La Vénus de Lorenzo di Credi se trouve aux Offices: moins célèbre que celle de Botticelli, elle n'en est pas moins intéressante. Nous racontons ici son histoire très particulière.

Lorenzo di Credi, Venere
Lorenzo di Credi, Vénus (vers 1490-1494 ; huile sur toile, 151 x 69 cm ; Florence, Offices)
La Vénus si particulière de Lorenzo di Credi ne pouvait avoir d’autre destin que l’oubli: la solidité de ses proportions, qui dans certains détails anatomiques semblent lui conférer des formes masculines, comme celles des biceps bien dessinés, et son ancrage au sol, semblaient sans doute trop éloignés, même à la fin du XVe siècle, de la grâce et de l’instabilité de la Vénus de Sandro Botticelli.
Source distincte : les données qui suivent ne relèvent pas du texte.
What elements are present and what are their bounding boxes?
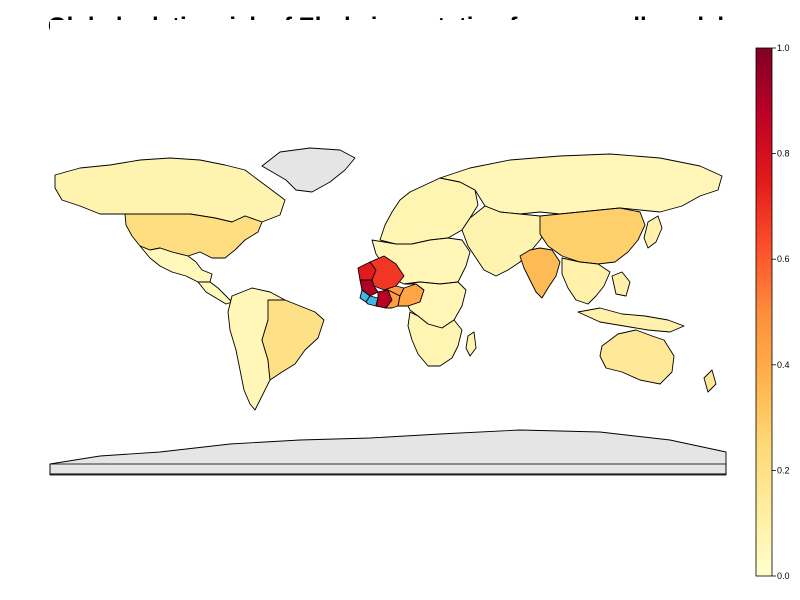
region-southeast-asia [561,257,611,305]
region-southern-africa [407,311,463,367]
country-japan [643,215,663,249]
country-liberia [365,295,379,307]
world-map [49,20,727,476]
map-bottom-frame [49,463,727,476]
country-australia [599,329,675,385]
country-mexico [139,245,213,283]
colorbar-legend: 0.0 0.2 0.4 0.6 0.8 1.0 [755,43,790,581]
country-new-zealand [703,369,717,393]
colorbar [755,47,773,577]
region-indonesia [577,307,685,333]
region-middle-east [461,205,549,277]
colorbar-ticks: 0.0 0.2 0.4 0.6 0.8 1.0 [772,43,790,581]
colorbar-tick-label: 1.0 [777,43,790,53]
colorbar-tick-label: 0.6 [777,254,790,264]
colorbar-tick-label: 0.0 [777,571,790,581]
country-madagascar [465,331,477,357]
colorbar-tick-label: 0.8 [777,149,790,159]
country-china [539,207,646,265]
country-india [519,247,561,299]
country-brazil [261,299,325,381]
colorbar-tick-label: 0.4 [777,360,790,370]
country-greenland [261,147,356,193]
region-philippines [611,271,631,297]
colorbar-tick-label: 0.2 [777,465,790,475]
La déesse de Botticelli est svelte, éthérée et se dresse sur sa carapace contre les lois de la physique. Massive, compacte, les pieds fermement posés sur le sol, celle de Lorenzo. Et comme si cela ne suffisait pas, le jeune peintre florentin a également abaissé le fin voile que tient sa Vénus jusqu’au sol, comme pour former une colonne qui la soutiendrait. Et alors que Botticelli avait placé sa déesse de l’amour au centre d’un doux paysage marin, Lorenzo l’a fait silhouetter, telle une statue antique, dans l’obscurité d’un arrière-plan indéfini.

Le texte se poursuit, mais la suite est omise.